In a canonical brief to the Vatican, Bishop Fernández Torres alleged that several Puerto Rican bishops agitated for his removal due to his letter on vaccination, in addition to his initial hesitance to send seminarians to an interdiocesan seminary in Puerto Rico and controversy over a lawsuit regarding pension obligations of the González Nieves’ archdiocese, The Pillar reported.
“The facts demonstrate that a bishop or some bishops did not like Bishop Fernández’s legitimate position on vaccines, the interdiocesan seminary, and the civil lawsuit against the Archdiocese of San Juan, and in an effort to eliminate him, they angled to have him removed, but because there are no legitimate reasons, nothing was put in writing, only verbal,” the brief stated.
“Bishop Fernández has always been obedient to the Roman Pontiff. There is no record of disobedience. There is no record of Bishop Fernández questioning the authority of the Supreme Pontiff or the exercise of the same,” the document asserted.
The brief specifically accused Archbishop González Nieves, a dissident, pro-LGBT liberal, of orchestrating his dismissal.
In another letter in 2021 to Cardinal Marc Ouellet, then the prefect of the Dicastery for Bishops, Bishop Fernández Torres described his defense of conscience rights as “the touchstone that sets off all this controversy.”

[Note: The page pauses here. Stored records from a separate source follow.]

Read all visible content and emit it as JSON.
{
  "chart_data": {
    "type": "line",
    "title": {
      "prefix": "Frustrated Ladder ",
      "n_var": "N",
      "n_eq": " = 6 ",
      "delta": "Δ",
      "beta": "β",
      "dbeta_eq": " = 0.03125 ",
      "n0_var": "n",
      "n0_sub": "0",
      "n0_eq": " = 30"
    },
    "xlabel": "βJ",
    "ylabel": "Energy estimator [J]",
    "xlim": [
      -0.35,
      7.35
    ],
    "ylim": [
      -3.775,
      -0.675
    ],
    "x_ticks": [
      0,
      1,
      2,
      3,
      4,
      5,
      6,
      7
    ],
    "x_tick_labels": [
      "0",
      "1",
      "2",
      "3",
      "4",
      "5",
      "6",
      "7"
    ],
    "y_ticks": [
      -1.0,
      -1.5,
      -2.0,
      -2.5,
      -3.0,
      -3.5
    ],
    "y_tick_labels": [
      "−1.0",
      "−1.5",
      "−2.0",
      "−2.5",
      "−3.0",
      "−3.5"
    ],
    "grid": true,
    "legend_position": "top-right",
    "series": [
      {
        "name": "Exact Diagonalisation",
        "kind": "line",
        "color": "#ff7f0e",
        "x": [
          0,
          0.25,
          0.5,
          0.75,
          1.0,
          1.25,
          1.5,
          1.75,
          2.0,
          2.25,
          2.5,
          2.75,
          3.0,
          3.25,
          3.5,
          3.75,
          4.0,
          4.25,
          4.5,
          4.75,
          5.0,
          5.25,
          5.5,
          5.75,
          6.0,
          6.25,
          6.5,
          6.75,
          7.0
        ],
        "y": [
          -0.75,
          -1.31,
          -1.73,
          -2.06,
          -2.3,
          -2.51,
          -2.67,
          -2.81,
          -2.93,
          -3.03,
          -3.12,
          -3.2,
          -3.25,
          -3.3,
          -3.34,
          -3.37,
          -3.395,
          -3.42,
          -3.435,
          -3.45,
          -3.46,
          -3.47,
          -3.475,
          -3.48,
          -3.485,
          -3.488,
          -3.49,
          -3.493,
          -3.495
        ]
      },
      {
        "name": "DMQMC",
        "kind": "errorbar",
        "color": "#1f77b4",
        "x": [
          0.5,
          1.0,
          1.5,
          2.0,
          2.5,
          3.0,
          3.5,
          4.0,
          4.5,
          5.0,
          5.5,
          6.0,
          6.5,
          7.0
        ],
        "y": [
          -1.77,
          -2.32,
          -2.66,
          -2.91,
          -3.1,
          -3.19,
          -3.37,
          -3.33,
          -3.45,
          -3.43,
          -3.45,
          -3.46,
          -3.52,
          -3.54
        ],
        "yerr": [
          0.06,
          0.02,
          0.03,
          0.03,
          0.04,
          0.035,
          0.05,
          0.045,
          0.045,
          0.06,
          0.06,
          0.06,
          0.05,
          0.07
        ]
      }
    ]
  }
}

Priests in the Diocese of Arecibo have also said that Cardinal Blase Cupich, the heterodox, far-left archbishop of Chicago, visited the diocese in 2021 and may have been involved in the removal of Bishop Fernández Torres.
Pope Francis appointed Alberto Arturo Figueroa Morales, an auxiliary bishop of the Archdiocese of San Juan, as the new bishop of Arecibo in September 2022. He was installed the following month.
The pope has yet to take any action against German bishops who voted in favor of heretical documents endorsing same-sex “blessings” and transgender ideology earlier this month as part of the German “Synodal Way.”